Desfiando o novelo da memória
A memória é um novelo de onde basta puxar um fio e as recordações desenrolam-se. Às vezes, entrecortadas, porque o fio se rompe aqui e ali e precisa ser remendado. Mas na maioria das vezes, memórias passadas, principalmente da infância, tornam-se mais nítidas, em linha brilhante, grossa e resistente, com o passar dos anos. Minha Guerra Alheia, de Marina Colasanti (Editora Record, 2010), com sua prosa simples, direta e poética, é um desses novelos de memórias que fazemos questão de desfiar e enrolar novamente, só pelo prazer de outra vez esticar seus fios e saborear cada recordação da autora como sendo nossa.
A obra, escrita por uma Marina Colasanti já avó, retoma a vida da Marina menina, durante a II Guerra, na Itália. Mais do que uma autobiografia ou mesmo um livro de memórias como tantos que existem, trata-se de um relato lírico do cotidiano da guerra, que se formos reparar bem, na verdade foram muitas guerras. O conflito assume os contornos ditados pelo olhar de cada um que narra um fato, um episódio, seja trágico ou alegre.
E Marina nos conta da escola, da escassez de alimentos, das bombas e sirenes, da moda improvisada porque os tecidos eram para confeccionar as roupas das tropas, das brincadeiras entre pilhas de escombros, do medo encoberto, do tio que era estilista em Cinecittá… E são tantas outras histórias, numa ponte que une passado e presente, já que ela voltou às cidades de sua infância depois de adulta.

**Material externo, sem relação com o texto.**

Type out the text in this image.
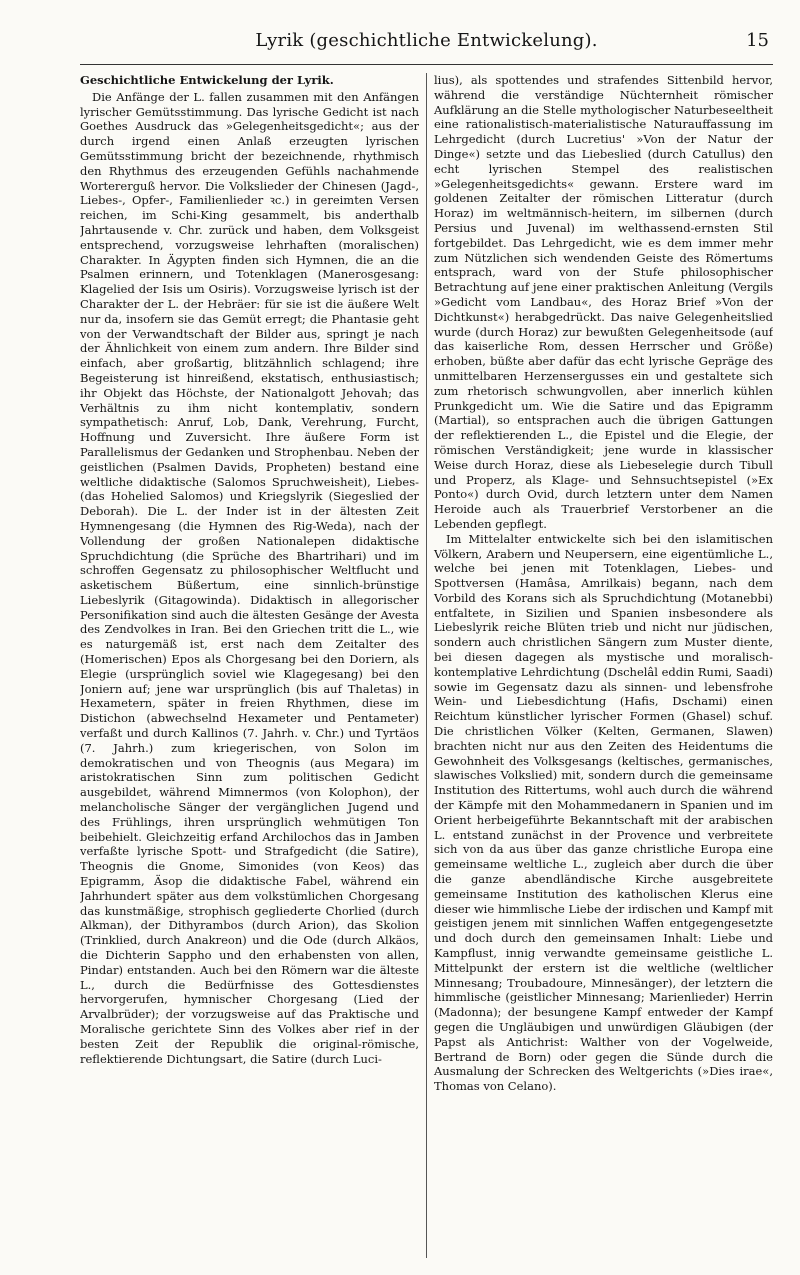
Lyrik (geschichtliche Entwickelung).	15
Geschichtliche Entwickelung der Lyrik.

Die Anfänge der L. fallen zusammen mit den Anfängen lyrischer Gemütsstimmung. Das lyrische Gedicht ist nach Goethes Ausdruck das »Gelegenheitsgedicht«; aus der durch irgend einen Anlaß erzeugten lyrischen Gemütsstimmung bricht der bezeichnende, rhythmisch den Rhythmus des erzeugenden Gefühls nachahmende Wortererguß hervor. Die Volkslieder der Chinesen (Jagd-, Liebes-, Opfer-, Familienlieder ꝛc.) in gereimten Versen reichen, im Schi-King gesammelt, bis anderthalb Jahrtausende v. Chr. zurück und haben, dem Volksgeist entsprechend, vorzugsweise lehrhaften (moralischen) Charakter. In Ägypten finden sich Hymnen, die an die Psalmen erinnern, und Totenklagen (Manerosgesang: Klagelied der Isis um Osiris). Vorzugsweise lyrisch ist der Charakter der L. der Hebräer: für sie ist die äußere Welt nur da, insofern sie das Gemüt erregt; die Phantasie geht von der Verwandtschaft der Bilder aus, springt je nach der Ähnlichkeit von einem zum andern. Ihre Bilder sind einfach, aber großartig, blitzähnlich schlagend; ihre Begeisterung ist hinreißend, ekstatisch, enthusiastisch; ihr Objekt das Höchste, der Nationalgott Jehovah; das Verhältnis zu ihm nicht kontemplativ, sondern sympathetisch: Anruf, Lob, Dank, Verehrung, Furcht, Hoffnung und Zuversicht. Ihre äußere Form ist Parallelismus der Gedanken und Strophenbau. Neben der geistlichen (Psalmen Davids, Propheten) bestand eine weltliche didaktische (Salomos Spruchweisheit), Liebes- (das Hohelied Salomos) und Kriegslyrik (Siegeslied der Deborah). Die L. der Inder ist in der ältesten Zeit Hymnengesang (die Hymnen des Rig-Weda), nach der Vollendung der großen Nationalepen didaktische Spruchdichtung (die Sprüche des Bhartrihari) und im schroffen Gegensatz zu philosophischer Weltflucht und asketischem Büßertum, eine sinnlich-brünstige Liebeslyrik (Gitagowinda). Didaktisch in allegorischer Personifikation sind auch die ältesten Gesänge der Avesta des Zendvolkes in Iran. Bei den Griechen tritt die L., wie es naturgemäß ist, erst nach dem Zeitalter des (Homerischen) Epos als Chorgesang bei den Doriern, als Elegie (ursprünglich soviel wie Klagegesang) bei den Joniern auf; jene war ursprünglich (bis auf Thaletas) in Hexametern, später in freien Rhythmen, diese im Distichon (abwechselnd Hexameter und Pentameter) verfaßt und durch Kallinos (7. Jahrh. v. Chr.) und Tyrtäos (7. Jahrh.) zum kriegerischen, von Solon im demokratischen und von Theognis (aus Megara) im aristokratischen Sinn zum politischen Gedicht ausgebildet, während Mimnermos (von Kolophon), der melancholische Sänger der vergänglichen Jugend und des Frühlings, ihren ursprünglich wehmütigen Ton beibehielt. Gleichzeitig erfand Archilochos das in Jamben verfaßte lyrische Spott- und Strafgedicht (die Satire), Theognis die Gnome, Simonides (von Keos) das Epigramm, Äsop die didaktische Fabel, während ein Jahrhundert später aus dem volkstümlichen Chorgesang das kunstmäßige, strophisch gegliederte Chorlied (durch Alkman), der Dithyrambos (durch Arion), das Skolion (Trinklied, durch Anakreon) und die Ode (durch Alkäos, die Dichterin Sappho und den erhabensten von allen, Pindar) entstanden. Auch bei den Römern war die älteste L., durch die Bedürfnisse des Gottesdienstes hervorgerufen, hymnischer Chorgesang (Lied der Arvalbrüder); der vorzugsweise auf das Praktische und Moralische gerichtete Sinn des Volkes aber rief in der besten Zeit der Republik die original-römische, reflektierende Dichtungsart, die Satire (durch Luci-

lius), als spottendes und strafendes Sittenbild hervor, während die verständige Nüchternheit römischer Aufklärung an die Stelle mythologischer Naturbeseeltheit eine rationalistisch-materialistische Naturauffassung im Lehrgedicht (durch Lucretius' »Von der Natur der Dinge«) setzte und das Liebeslied (durch Catullus) den echt lyrischen Stempel des realistischen »Gelegenheitsgedichts« gewann. Erstere ward im goldenen Zeitalter der römischen Litteratur (durch Horaz) im weltmännisch-heitern, im silbernen (durch Persius und Juvenal) im welthassend-ernsten Stil fortgebildet. Das Lehrgedicht, wie es dem immer mehr zum Nützlichen sich wendenden Geiste des Römertums entsprach, ward von der Stufe philosophischer Betrachtung auf jene einer praktischen Anleitung (Vergils »Gedicht vom Landbau«, des Horaz Brief »Von der Dichtkunst«) herabgedrückt. Das naive Gelegenheitslied wurde (durch Horaz) zur bewußten Gelegenheitsode (auf das kaiserliche Rom, dessen Herrscher und Größe) erhoben, büßte aber dafür das echt lyrische Gepräge des unmittelbaren Herzensergusses ein und gestaltete sich zum rhetorisch schwungvollen, aber innerlich kühlen Prunkgedicht um. Wie die Satire und das Epigramm (Martial), so entsprachen auch die übrigen Gattungen der reflektierenden L., die Epistel und die Elegie, der römischen Verständigkeit; jene wurde in klassischer Weise durch Horaz, diese als Liebeselegie durch Tibull und Properz, als Klage- und Sehnsuchtsepistel (»Ex Ponto«) durch Ovid, durch letztern unter dem Namen Heroide auch als Trauerbrief Verstorbener an die Lebenden gepflegt.

Im Mittelalter entwickelte sich bei den islamitischen Völkern, Arabern und Neupersern, eine eigentümliche L., welche bei jenen mit Totenklagen, Liebes- und Spottversen (Hamâsa, Amrilkais) begann, nach dem Vorbild des Korans sich als Spruchdichtung (Motanebbi) entfaltete, in Sizilien und Spanien insbesondere als Liebeslyrik reiche Blüten trieb und nicht nur jüdischen, sondern auch christlichen Sängern zum Muster diente, bei diesen dagegen als mystische und moralisch-kontemplative Lehrdichtung (Dschelâl eddin Rumi, Saadi) sowie im Gegensatz dazu als sinnen- und lebensfrohe Wein- und Liebesdichtung (Hafis, Dschami) einen Reichtum künstlicher lyrischer Formen (Ghasel) schuf. Die christlichen Völker (Kelten, Germanen, Slawen) brachten nicht nur aus den Zeiten des Heidentums die Gewohnheit des Volksgesangs (keltisches, germanisches, slawisches Volkslied) mit, sondern durch die gemeinsame Institution des Rittertums, wohl auch durch die während der Kämpfe mit den Mohammedanern in Spanien und im Orient herbeigeführte Bekanntschaft mit der arabischen L. entstand zunächst in der Provence und verbreitete sich von da aus über das ganze christliche Europa eine gemeinsame weltliche L., zugleich aber durch die über die ganze abendländische Kirche ausgebreitete gemeinsame Institution des katholischen Klerus eine dieser wie himmlische Liebe der irdischen und Kampf mit geistigen jenem mit sinnlichen Waffen entgegengesetzte und doch durch den gemeinsamen Inhalt: Liebe und Kampflust, innig verwandte gemeinsame geistliche L. Mittelpunkt der erstern ist die weltliche (weltlicher Minnesang; Troubadoure, Minnesänger), der letztern die himmlische (geistlicher Minnesang; Marienlieder) Herrin (Madonna); der besungene Kampf entweder der Kampf gegen die Ungläubigen und unwürdigen Gläubigen (der Papst als Antichrist: Walther von der Vogelweide, Bertrand de Born) oder gegen die Sünde durch die Ausmalung der Schrecken des Weltgerichts (»Dies irae«, Thomas von Celano).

Embora seja baseado em fatos reais, na vida da autora e de seus familiares durante os anos do conflito, e nas andanças entre a África (onde Marina nasceu na colônia italiana de Eritréia) e a Europa, antes da imigração para o Brasil, Minha Guerra Alheia é uma obra otimista, que fala de sobrevivência.
Autora de mais de 40 obras, entre prosa, poesia, infanto juvenis e contos, Marina Colasanti lança mão da competência como jornalista para construir uma narrativa coesa e extremamente rica da guerra vista pelos olhos de uma criança. A saga de sua família pode ser a de muitas outras famílias que viveram o dia a dia da guerra. Apesar das notícias do front, a vida tinha de continuar e ela continuava, com o miudinho da existência ordinária – ou seria extraordinária? – de cada um. Havia morte, mas principalmente, havia esperança de vida no ar.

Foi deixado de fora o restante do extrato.